A polêmica Taxa de Limpeza Pública (TLP), conhecida popularmente como “taxa do lixo”, voltou a ser centro das discussões na Câmara Municipal de Goiânia. Na última quarta-feira (27), a Comissão de Constituição e Justiça (CCJ) aprovou integralmente o projeto do vereador Lucas Vergílio (MDB) que prevê a revogação da cobrança, representando mais um revés político para a gestão do prefeito Sandro Mabel (União Brasil).

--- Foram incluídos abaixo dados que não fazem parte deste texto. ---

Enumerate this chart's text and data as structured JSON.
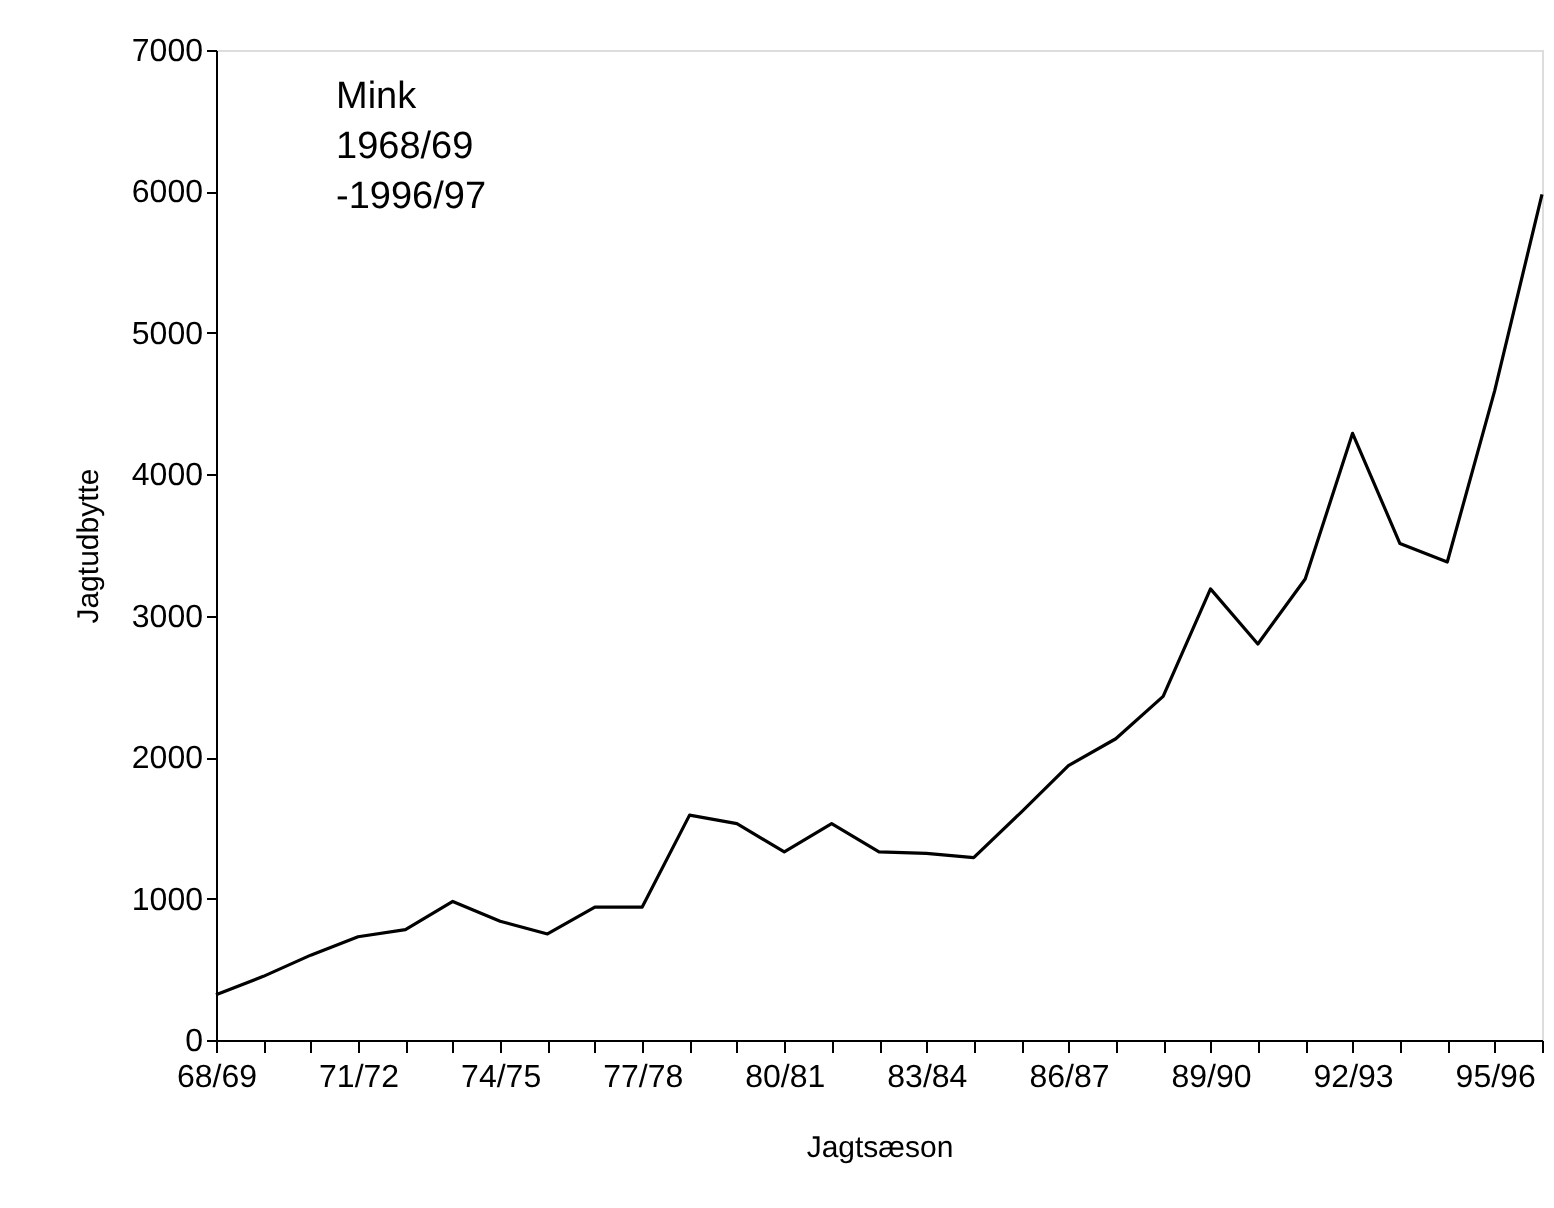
{
  "chart_data": {
    "type": "line",
    "xlabel": "Jagtsæson",
    "ylabel": "Jagtudbytte",
    "categories": [
      "68/69",
      null,
      null,
      "71/72",
      null,
      null,
      "74/75",
      null,
      null,
      "77/78",
      null,
      null,
      "80/81",
      null,
      null,
      "83/84",
      null,
      null,
      "86/87",
      null,
      null,
      "89/90",
      null,
      null,
      "92/93",
      null,
      null,
      "95/96",
      null
    ],
    "series": [
      {
        "color": "#000000",
        "values": [
          320,
          450,
          600,
          730,
          780,
          980,
          840,
          750,
          940,
          940,
          1590,
          1530,
          1330,
          1530,
          1330,
          1320,
          1290,
          1610,
          1940,
          2130,
          2430,
          3190,
          2800,
          3260,
          4290,
          3510,
          3380,
          4590,
          5980
        ]
      }
    ],
    "ylim": [
      0,
      7000
    ],
    "yticks": [
      0,
      1000,
      2000,
      3000,
      4000,
      5000,
      6000,
      7000
    ],
    "grid": false,
    "marker": "none",
    "line_style": "solid",
    "annotations": [
      "Mink",
      "1968/69",
      "-1996/97"
    ]
  }
}
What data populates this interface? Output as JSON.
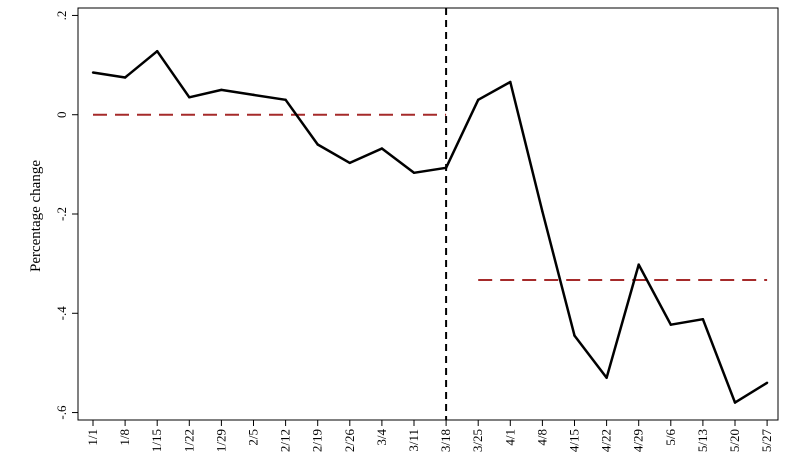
{
  "chart_data": {
    "type": "line",
    "title": "",
    "xlabel": "",
    "ylabel": "Percentage change",
    "categories": [
      "1/1",
      "1/8",
      "1/15",
      "1/22",
      "1/29",
      "2/5",
      "2/12",
      "2/19",
      "2/26",
      "3/4",
      "3/11",
      "3/18",
      "3/25",
      "4/1",
      "4/8",
      "4/15",
      "4/22",
      "4/29",
      "5/6",
      "5/13",
      "5/20",
      "5/27"
    ],
    "series": [
      {
        "values": [
          0.085,
          0.075,
          0.128,
          0.035,
          0.05,
          0.04,
          0.03,
          -0.06,
          -0.097,
          -0.068,
          -0.117,
          -0.107,
          0.03,
          0.066,
          -0.195,
          -0.445,
          -0.53,
          -0.302,
          -0.423,
          -0.412,
          -0.58,
          -0.54
        ],
        "color": "#000000"
      }
    ],
    "yticks": [
      {
        "value": 0.2,
        "label": ".2"
      },
      {
        "value": 0,
        "label": "0"
      },
      {
        "value": -0.2,
        "label": "-.2"
      },
      {
        "value": -0.4,
        "label": "-.4"
      },
      {
        "value": -0.6,
        "label": "-.6"
      }
    ],
    "ylim": [
      -0.615,
      0.215
    ],
    "event_line": {
      "category": "3/18",
      "color": "#000000",
      "style": "dashed"
    },
    "mean_lines": [
      {
        "from": "1/1",
        "to": "3/18",
        "value": 0.0,
        "color": "#a52a2a",
        "style": "dashed"
      },
      {
        "from": "3/25",
        "to": "5/27",
        "value": -0.333,
        "color": "#a52a2a",
        "style": "dashed"
      }
    ],
    "grid": false,
    "legend": "none"
  }
}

O projeto havia sido arquivado, mas retornou à pauta após recurso ao plenário. Com pedido de inversão de ordem, foi colocado em votação e recebeu ampla maioria de votos favoráveis na CCJ, com exceção da vereadora Rose Cruvinel (União Brasil), que se posicionou contra. Agora, a proposta segue para análise em duas votações no plenário.
Argumento do autor
Lucas Vergílio destacou que a taxa começou a ser cobrada em julho de 2025, sem estar prevista na Lei Orçamentária Anual (LOA). Segundo ele, isso elimina a possibilidade de renúncia de receita:
“A ausência de previsão expressa nos anexos da LOA confirma que não há expectativa legítima de receita que possa ser renunciada, uma vez que a referida taxa sequer compõe as fontes previstas para a cobertura de despesas correntes.”
Reação do prefeito
O prefeito Sandro Mabel, por sua vez, classificou a aprovação como inconstitucional, argumentando que vereadores não têm prerrogativa para alterar impostos ou mexer no orçamento do município.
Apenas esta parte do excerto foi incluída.